Saskatoon

Saliva test to detect COVID-19 being developed in Saskatchewan

A test to see if you have COVID-19 is being developed here in Saskatchewan. The province's two universities received $1.5 million in federal funding to create a test that detects SARS-CoV-2 peptides, or proteins, in a person's saliva along with a prototype testing device.

Test will be easy to use and results will be known within minutes

Dr. Walter Siqueira of the University of Saskatchean's College of Dentistry is leading the development of the new diagnostic test to detect COVID-19. (David Stobbe/StobbePhoto.ca)

A saliva test to see if you have COVID-19 is being developed here in Saskatchewan.

The province's two universities received $1.5 million in federal funding to create a test that detects SARS-CoV-2 peptides, or proteins, in a person's saliva along with a prototype testing device.

The research is part of a broader University of Regina led project.

Dr. Walter Siqueira of the University of Saskatchewan's College of Dentistry is leading the development of the new diagnostic test.

Siqueira's team is collaborating with with team from Ontario's Western University to develop the prototype testing device. 

He said to perform the test all you will need is some droplets of saliva to put in the new testing device that is the size of a cellphone.

The device has an indicator that turns a certain colour when the virus biomarker combines with SARS-CoV-2 antibodies, indicating the presence of the virus in the saliva.  

"It is very similar to a pregnancy test that you can buy in a drugstore," Siqueira said.

The best part is that the test is that it is less invasive, low-cost, simple to use, and can be done at home or in remote locations.

An associate dean with the College of Dentistry says it's possible that COVID-19 can be detected in people's saliva. To date, tests use blood and fluid from the nose to detect Coronavirus. But Doctor Walter Siqueira sees potential for a less-invasive saliva test. He spoke with Saskatoon Morning's Jennifer Quesnel. 7:50

"One of the advantages of working with saliva is that you don't need a specialized person to collect the saliva.
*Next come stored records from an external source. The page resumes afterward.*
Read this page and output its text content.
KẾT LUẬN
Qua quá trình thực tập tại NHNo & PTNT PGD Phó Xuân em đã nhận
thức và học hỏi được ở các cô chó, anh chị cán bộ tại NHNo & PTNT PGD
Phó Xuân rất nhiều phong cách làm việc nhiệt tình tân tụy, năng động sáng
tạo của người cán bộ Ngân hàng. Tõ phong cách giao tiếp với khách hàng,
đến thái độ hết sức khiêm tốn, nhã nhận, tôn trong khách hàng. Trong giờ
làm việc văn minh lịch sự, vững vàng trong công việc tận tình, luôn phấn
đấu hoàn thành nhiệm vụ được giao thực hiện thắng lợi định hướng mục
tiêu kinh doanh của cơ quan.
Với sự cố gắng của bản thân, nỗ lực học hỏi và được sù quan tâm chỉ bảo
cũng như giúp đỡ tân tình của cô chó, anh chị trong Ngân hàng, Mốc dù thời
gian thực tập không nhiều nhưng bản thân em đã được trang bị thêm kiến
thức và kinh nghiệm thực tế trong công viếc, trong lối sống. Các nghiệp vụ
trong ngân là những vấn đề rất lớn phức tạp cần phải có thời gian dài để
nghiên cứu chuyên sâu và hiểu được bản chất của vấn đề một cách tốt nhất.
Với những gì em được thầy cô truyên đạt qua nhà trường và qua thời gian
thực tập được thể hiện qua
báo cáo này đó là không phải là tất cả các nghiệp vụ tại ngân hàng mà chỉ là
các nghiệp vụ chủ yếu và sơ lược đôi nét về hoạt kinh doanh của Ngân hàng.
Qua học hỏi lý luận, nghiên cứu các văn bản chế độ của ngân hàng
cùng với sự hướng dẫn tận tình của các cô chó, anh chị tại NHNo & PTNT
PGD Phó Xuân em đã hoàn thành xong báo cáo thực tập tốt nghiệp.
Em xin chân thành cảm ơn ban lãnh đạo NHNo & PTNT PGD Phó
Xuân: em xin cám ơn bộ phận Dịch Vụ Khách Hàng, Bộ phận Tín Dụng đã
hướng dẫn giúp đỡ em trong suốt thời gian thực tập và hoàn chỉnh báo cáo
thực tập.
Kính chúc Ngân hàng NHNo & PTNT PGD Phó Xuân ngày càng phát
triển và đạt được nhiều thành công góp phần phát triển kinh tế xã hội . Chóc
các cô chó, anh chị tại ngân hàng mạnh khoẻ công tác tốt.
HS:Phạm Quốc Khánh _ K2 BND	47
It's basically just spit in a tube and you have the saliva," Siqueira said.

Siqueira leads the U of S Salivary Proteomics Research Laboratory which focuses on salivary research. 

He has already had success in identifying a specific protein signature in saliva for the Zika virus and created a detection method for Zika virus using saliva.  

Siqueira's team has partnered with the Saskatchewan Health Authority and Royal University Hospital to acquire saliva samples for the research.  

"We started to collect some data here from Saskatchewan, some positive cases and some negative cases, and the data is very promising," he said. "In all the positive samples we identified the proteins and peptides of the virus in saliva."

Siqueira anticipates the new test could be available to the general population by March of next year. 

Dentists' saliva tests to be gathered for one year

Siqueira is also working with researchers from McGill University to collect saliva samples from dentists across the country to determine the incidence rate of COVID-19 among dentists.  

He said dentists are in close contact with patients and use aerosol-generating procedures which makes for a high-risk environment for the transmission of COVID-19.  

Saliva samples will be collected from 220 dentists every four weeks for a period of one year to test for COVID-19.

The data collected will help in showing what personal protective equipment should be used and what infection control measures should be in place.